Probability Of Success
Our model puts the odds of this drug eventually getting approved at 20%. That figure starts from a historical baseline - about 48% of Phase 3 drugs in this area reach approval - then shifts based on ten facts about the trial and sponsor. The estimate is nudged upward by the trial's non-randomized design, but pulled back by the sponsor's weak approval track record, enrollment smaller than typical for this phase, and few secondary endpoints. The remaining facts fell close to average, so they didn't move the number much.
Risks
Efficacy is the dominant risk and it is largely already realized. E2112 missed both co-primary endpoints in HR+ breast cancer with hazard ratios essentially at 1.0 - not a near-miss [3][8]. The mechanism appears to work in T-cell lymphoma (where vorinostat, romidepsin, and belinostat are approved) but has repeatedly failed to translate to solid tumors. Safety is manageable but not trivial: class I HDAC inhibition causes fatigue, neutropenia, thrombocytopenia, and GI toxicity - tolerable in T-cell lymphoma where there are few options, harder to justify in HR+ breast cancer where CDK4/6 inhibitors and elacestrant have raised the bar.
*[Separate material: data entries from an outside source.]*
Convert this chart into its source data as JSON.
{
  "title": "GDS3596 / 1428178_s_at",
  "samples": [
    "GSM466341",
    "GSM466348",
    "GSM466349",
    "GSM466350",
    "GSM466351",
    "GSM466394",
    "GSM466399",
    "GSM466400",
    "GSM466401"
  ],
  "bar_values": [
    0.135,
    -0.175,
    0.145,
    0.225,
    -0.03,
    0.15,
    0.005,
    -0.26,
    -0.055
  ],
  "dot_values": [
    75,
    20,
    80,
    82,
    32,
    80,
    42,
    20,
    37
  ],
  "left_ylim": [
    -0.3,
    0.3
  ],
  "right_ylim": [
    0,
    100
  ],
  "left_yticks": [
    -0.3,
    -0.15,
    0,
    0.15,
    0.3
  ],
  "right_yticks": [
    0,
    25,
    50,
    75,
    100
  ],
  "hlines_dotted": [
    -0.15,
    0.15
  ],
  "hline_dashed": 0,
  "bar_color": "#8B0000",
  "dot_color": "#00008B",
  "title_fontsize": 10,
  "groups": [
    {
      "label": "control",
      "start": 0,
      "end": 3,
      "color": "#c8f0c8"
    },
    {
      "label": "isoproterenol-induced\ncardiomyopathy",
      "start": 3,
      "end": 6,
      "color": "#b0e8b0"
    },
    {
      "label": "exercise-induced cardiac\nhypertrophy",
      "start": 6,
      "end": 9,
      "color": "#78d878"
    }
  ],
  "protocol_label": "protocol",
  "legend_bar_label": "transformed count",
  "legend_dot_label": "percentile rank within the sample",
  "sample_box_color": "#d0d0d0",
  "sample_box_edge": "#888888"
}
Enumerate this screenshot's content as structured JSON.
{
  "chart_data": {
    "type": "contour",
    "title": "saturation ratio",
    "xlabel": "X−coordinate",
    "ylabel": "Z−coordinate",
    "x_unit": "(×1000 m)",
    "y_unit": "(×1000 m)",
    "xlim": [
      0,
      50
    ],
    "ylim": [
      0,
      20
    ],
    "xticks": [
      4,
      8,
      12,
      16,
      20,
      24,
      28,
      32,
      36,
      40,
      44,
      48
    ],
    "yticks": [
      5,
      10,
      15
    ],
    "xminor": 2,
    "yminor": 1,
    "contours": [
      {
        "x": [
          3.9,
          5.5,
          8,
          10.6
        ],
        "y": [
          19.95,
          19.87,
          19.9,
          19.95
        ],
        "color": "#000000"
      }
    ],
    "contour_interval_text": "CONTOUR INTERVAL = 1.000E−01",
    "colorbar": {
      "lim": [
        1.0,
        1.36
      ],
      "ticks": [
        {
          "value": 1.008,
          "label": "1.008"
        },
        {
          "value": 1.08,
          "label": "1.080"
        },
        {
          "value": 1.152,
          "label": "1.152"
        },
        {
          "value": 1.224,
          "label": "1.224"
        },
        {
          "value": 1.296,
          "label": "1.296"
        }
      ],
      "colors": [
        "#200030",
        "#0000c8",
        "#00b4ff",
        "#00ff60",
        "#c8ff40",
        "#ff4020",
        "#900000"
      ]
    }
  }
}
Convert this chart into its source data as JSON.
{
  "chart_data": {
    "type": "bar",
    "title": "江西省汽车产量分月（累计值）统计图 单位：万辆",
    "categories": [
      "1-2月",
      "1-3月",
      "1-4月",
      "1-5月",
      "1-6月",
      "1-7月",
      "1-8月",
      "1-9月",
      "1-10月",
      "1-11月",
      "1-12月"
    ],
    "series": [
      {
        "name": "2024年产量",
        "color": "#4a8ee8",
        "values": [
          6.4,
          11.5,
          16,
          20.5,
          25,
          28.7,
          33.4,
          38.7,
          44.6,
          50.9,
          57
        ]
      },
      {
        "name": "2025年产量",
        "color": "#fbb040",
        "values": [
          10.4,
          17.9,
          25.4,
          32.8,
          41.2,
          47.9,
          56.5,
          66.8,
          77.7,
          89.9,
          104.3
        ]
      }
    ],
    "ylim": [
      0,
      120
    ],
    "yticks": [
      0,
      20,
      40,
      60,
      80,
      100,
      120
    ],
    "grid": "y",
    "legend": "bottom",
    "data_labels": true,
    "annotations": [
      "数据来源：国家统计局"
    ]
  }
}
Commercial risk is now severe: the HR+ breast cancer market is dominated by Verzenio, Ibrance, Kisqali, and now elacestrant for ESR1-mutant disease - even a marginal positive readout would face poor pricing use. Execution risk for Syndax is mainly opportunity cost; the company's value is now in revumenib (menin inhibitor, approved Nov 2024 [6]) and axatilimab (CSF1R, approved Aug 2024), not entinostat. The realistic risk is that entinostat quietly winds down to investigator-initiated combination work without a clear registrational endpoint [5].
Biocosm Assessment
Mostly noise at this point. The signal-generating event for entinostat already happened - E2112 read out negative in 2020-2021 - and the asset has effectively been deprioritized as Syndax pivoted to revumenib and axatilimab, both now approved. The interesting story here is about Syndax the company, not entinostat the drug: SNDX's 2025-2026 8-K cadence (five filings between May 2025 and April 2026) is about revumenib launch dynamics and axatilimab uptake in chronic GVHD, not entinostat readouts. A check-back trigger would be a positive Phase 2 readout from one of the active immunotherapy combinations - particularly NCT02453620 (entinostat + nivo + ipi) or the HPV-associated Phase 1/2 (NCT04708470) - that identifies a biomarker-selected responder population. Absent that, treat entinostat as a legacy asset with optionality value, not a near-term catalyst. With composition-of-matter IP aging out, even a partnering deal would have limited upside. The broader read is that class I HDAC inhibition outside hematologic malignancies has accumulated enough negative Phase 3 data that future programs will need a much sharper biomarker hypothesis to be worth running.